Solltest Du es immernoch nicht finden, dann öffne die Support-Seiten von SuSE (SuSE Help Center) und suche nach dem Programm, da solltest Du weitere Informationen bekommen.

Als letzten Versuch kann ich Dir noch sagen das Du in dem Extra-menü (SuSE) in der KDE suchen kannst ob es sich dort irgendwo versteckt hat.

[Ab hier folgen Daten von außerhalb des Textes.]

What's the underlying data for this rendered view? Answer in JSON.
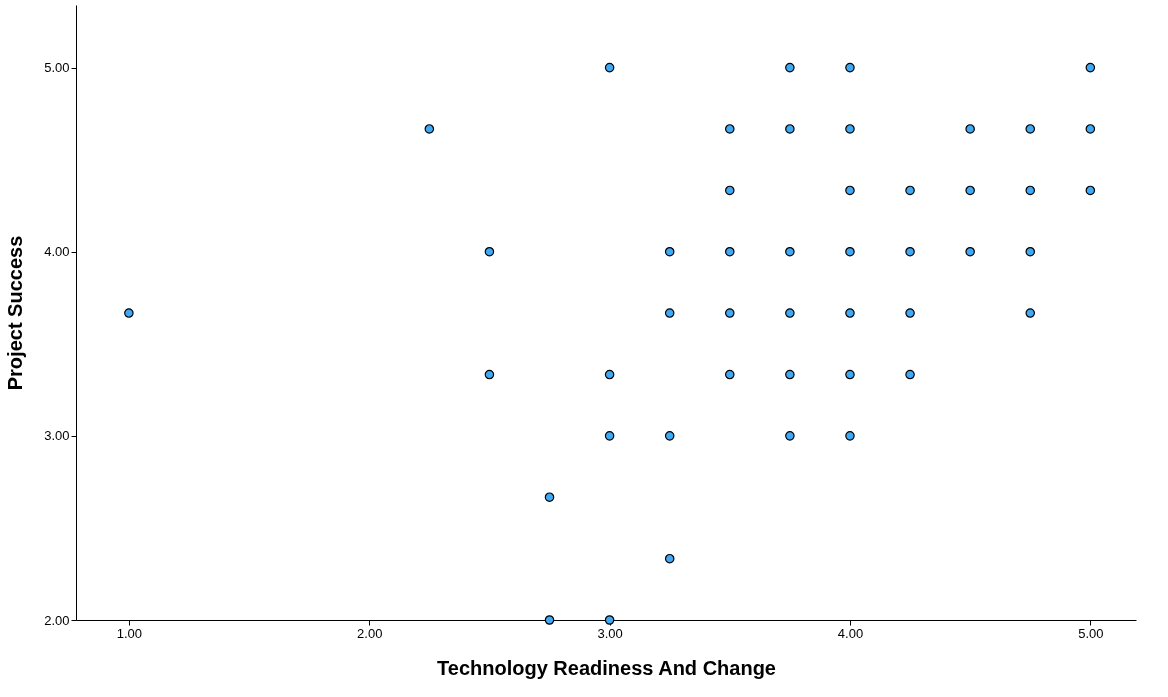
{
  "chart_data": {
    "type": "scatter",
    "xlabel": "Technology Readiness And Change",
    "ylabel": "Project Success",
    "x": [
      1.0,
      2.25,
      2.5,
      2.5,
      2.75,
      2.75,
      3.0,
      3.0,
      3.0,
      3.0,
      3.25,
      3.25,
      3.25,
      3.25,
      3.5,
      3.5,
      3.5,
      3.5,
      3.5,
      3.75,
      3.75,
      3.75,
      3.75,
      3.75,
      3.75,
      4.0,
      4.0,
      4.0,
      4.0,
      4.0,
      4.0,
      4.0,
      4.25,
      4.25,
      4.25,
      4.25,
      4.5,
      4.5,
      4.5,
      4.75,
      4.75,
      4.75,
      4.75,
      5.0,
      5.0,
      5.0
    ],
    "series": [
      {
        "color": "#3fa9f5",
        "values": [
          3.667,
          4.667,
          4,
          3.333,
          2.667,
          2,
          5,
          3.333,
          3,
          2,
          4,
          3.667,
          3,
          2.333,
          4.667,
          4.333,
          4,
          3.667,
          3.333,
          5,
          4.667,
          4,
          3.667,
          3.333,
          3,
          5,
          4.667,
          4.333,
          4,
          3.667,
          3.333,
          3,
          4.333,
          4,
          3.667,
          3.333,
          4.667,
          4.333,
          4,
          4.667,
          4.333,
          4,
          3.667,
          5,
          4.667,
          4.333
        ]
      }
    ],
    "xlim": [
      0.78,
      5.19
    ],
    "ylim": [
      2.0,
      5.34
    ],
    "xticks": [
      {
        "value": 1,
        "label": "1.00"
      },
      {
        "value": 2,
        "label": "2.00"
      },
      {
        "value": 3,
        "label": "3.00"
      },
      {
        "value": 4,
        "label": "4.00"
      },
      {
        "value": 5,
        "label": "5.00"
      }
    ],
    "yticks": [
      {
        "value": 2,
        "label": "2.00"
      },
      {
        "value": 3,
        "label": "3.00"
      },
      {
        "value": 4,
        "label": "4.00"
      },
      {
        "value": 5,
        "label": "5.00"
      }
    ],
    "grid": false,
    "marker": "circle"
  }
}
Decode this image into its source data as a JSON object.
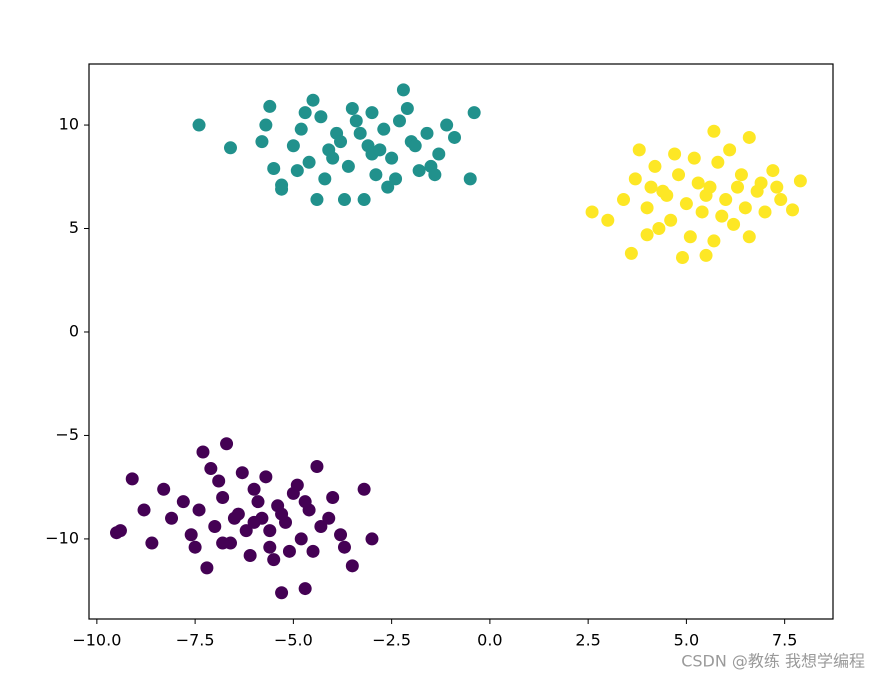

So zum Schluss noch eins: Nimm lieber Quanta als Editor. Gefällt mir persönlich besser. Ist ein Quelltexteditor mit Syntaxhighlightning!

Gruß
digi


----------



## 4nd3rl (29. Mai 2002)

Ui Ui, 

wieder mal ne geniale Antwort *sofortbewertentu", 

fettes Merci und Respekt, Respekt, Respekt gehen raus an: *DIGI* 

mphg andy


----------



## Marcus Roffmann (29. Mai 2002)

Danke für die Blumen!  Hab ich doch gern gemacht.

Und wie gesagt:
*Willkommen in der "winlos" glücklichen Gemeinde*


----------



## 4nd3rl (29. Mai 2002)

jo, danke für die herzliche Aufnahme. 

Winlos bin ich jedoch trotzdem nicht- 
Photoshop und Counter-Strike <- *michschäm* müssen halt doch sein- 

bis die tage
mphg andy


----------



## 4nd3rl (30. Mai 2002)

nochmal zurück zu den html-editoren:
gibts nicht einen, der auch gleich ne vorschau ala dreamweaver bietet? kann doch net sein, dass ich immer gleich den browser laden muss, nur um z.b. ein paar zeilen text anzusehen!? 

mphg andy


----------



## Christian Fein (30. Mai 2002)

dafür nehm den quanta 
quanta.sourceforge.net

bzw auch in jeder distribution auf den CD`s enthalten.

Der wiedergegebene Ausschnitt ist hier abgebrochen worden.